Relations between the United States and China promise to be fraught even under President-elect Joe Biden’s administration, Bloomberg News reported in a commentary. There’s one area where the two rivals can and should cooperate immediately, however: to head off a looming debt crisis that threatens to hurl millions into poverty across Africa, Latin America and Asia. When many of the world’s poorest countries last found themselves unable to service their debts 25 years ago, the U.S. led a global effort — the 1996 Highly Indebted Poor Countries Initiative — to forgive much of that debt.
Global debt is set to reach $200 trillion, or 265% of the world’s annual economic output, by the end of the year, S&P Global has forecast - although it doesn’t expect a crisis any time soon, Reuters reported.

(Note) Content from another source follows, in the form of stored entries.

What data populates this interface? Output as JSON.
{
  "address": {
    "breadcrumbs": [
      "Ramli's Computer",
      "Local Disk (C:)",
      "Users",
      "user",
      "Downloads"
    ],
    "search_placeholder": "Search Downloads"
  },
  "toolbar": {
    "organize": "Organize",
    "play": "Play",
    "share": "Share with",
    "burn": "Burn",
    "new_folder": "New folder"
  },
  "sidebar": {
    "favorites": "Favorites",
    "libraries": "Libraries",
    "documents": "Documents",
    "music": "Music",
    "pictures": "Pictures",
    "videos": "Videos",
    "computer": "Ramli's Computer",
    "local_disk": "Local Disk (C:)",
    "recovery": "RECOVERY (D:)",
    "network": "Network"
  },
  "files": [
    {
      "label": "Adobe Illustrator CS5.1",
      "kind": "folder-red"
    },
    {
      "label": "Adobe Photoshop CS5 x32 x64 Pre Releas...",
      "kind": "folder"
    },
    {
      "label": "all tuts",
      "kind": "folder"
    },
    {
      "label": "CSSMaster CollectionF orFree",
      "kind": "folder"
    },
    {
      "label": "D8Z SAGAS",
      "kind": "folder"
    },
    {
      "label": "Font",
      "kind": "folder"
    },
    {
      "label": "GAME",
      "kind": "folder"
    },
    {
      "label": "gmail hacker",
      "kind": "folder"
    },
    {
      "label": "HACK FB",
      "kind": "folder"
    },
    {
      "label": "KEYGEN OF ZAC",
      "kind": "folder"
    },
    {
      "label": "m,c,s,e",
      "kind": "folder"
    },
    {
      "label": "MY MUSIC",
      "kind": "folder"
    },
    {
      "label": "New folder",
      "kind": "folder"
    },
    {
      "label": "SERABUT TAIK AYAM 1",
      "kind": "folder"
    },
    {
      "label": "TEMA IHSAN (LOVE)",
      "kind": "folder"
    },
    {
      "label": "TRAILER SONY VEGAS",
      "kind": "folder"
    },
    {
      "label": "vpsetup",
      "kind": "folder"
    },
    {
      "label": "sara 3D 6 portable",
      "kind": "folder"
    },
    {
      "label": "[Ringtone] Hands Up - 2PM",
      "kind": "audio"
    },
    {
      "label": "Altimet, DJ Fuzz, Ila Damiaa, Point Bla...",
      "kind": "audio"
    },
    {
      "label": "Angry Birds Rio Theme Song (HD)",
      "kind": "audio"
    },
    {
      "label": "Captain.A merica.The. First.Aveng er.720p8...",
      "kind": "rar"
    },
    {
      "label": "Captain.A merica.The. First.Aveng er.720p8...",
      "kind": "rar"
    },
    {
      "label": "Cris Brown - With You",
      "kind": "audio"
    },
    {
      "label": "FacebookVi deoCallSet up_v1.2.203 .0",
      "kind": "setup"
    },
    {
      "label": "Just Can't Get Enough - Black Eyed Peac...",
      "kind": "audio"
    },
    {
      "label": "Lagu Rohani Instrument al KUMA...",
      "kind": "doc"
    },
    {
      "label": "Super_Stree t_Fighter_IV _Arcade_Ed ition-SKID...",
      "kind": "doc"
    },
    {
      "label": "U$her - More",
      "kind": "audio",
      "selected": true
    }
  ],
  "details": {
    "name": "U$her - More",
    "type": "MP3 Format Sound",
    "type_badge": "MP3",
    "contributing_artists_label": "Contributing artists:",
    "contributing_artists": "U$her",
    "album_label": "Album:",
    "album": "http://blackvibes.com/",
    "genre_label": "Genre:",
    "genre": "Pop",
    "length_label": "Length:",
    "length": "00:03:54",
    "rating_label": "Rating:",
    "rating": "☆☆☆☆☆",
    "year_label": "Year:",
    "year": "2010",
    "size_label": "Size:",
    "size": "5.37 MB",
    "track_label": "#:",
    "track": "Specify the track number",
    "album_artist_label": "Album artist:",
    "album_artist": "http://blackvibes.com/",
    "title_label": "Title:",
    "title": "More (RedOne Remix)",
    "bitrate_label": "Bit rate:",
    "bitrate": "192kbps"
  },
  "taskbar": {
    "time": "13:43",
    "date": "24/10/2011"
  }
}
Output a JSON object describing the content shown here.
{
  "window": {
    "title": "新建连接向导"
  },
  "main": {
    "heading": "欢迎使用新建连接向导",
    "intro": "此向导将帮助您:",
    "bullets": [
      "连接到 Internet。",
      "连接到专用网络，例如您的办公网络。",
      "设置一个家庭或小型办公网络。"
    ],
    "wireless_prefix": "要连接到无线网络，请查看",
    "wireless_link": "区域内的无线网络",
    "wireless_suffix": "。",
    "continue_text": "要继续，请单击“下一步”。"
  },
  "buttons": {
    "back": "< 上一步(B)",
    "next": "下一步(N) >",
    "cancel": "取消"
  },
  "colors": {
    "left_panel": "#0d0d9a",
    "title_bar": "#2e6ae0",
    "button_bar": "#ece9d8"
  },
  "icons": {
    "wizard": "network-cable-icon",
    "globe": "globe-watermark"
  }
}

The credit ratings giant said it amounted to a 14-point rise as a percentage of world GDP, having been amplified by both the economic plunge caused by COVID and the extra borrowing that governments, firms and households have had to resort to. “Global debt-to-GDP has been trending up for many years; the pandemic simply exacerbated the rise,” S&P’s report said.
The South African government has transferred 1.5 billion rand ($98 million) to administrators for national airline South African Airways (SAA) but the funds cannot be used yet, the administrators said on Thursday, Reuters reported. The administrators said the conditions the Department of Public Enterprises (DPE) attached to how the money should be spent were in contravention of labour and companies laws. “We are unable to utilise the funds until the conditions have been amended by the DPE,” they added in a statement. A DPE spokesman said the department would comment later.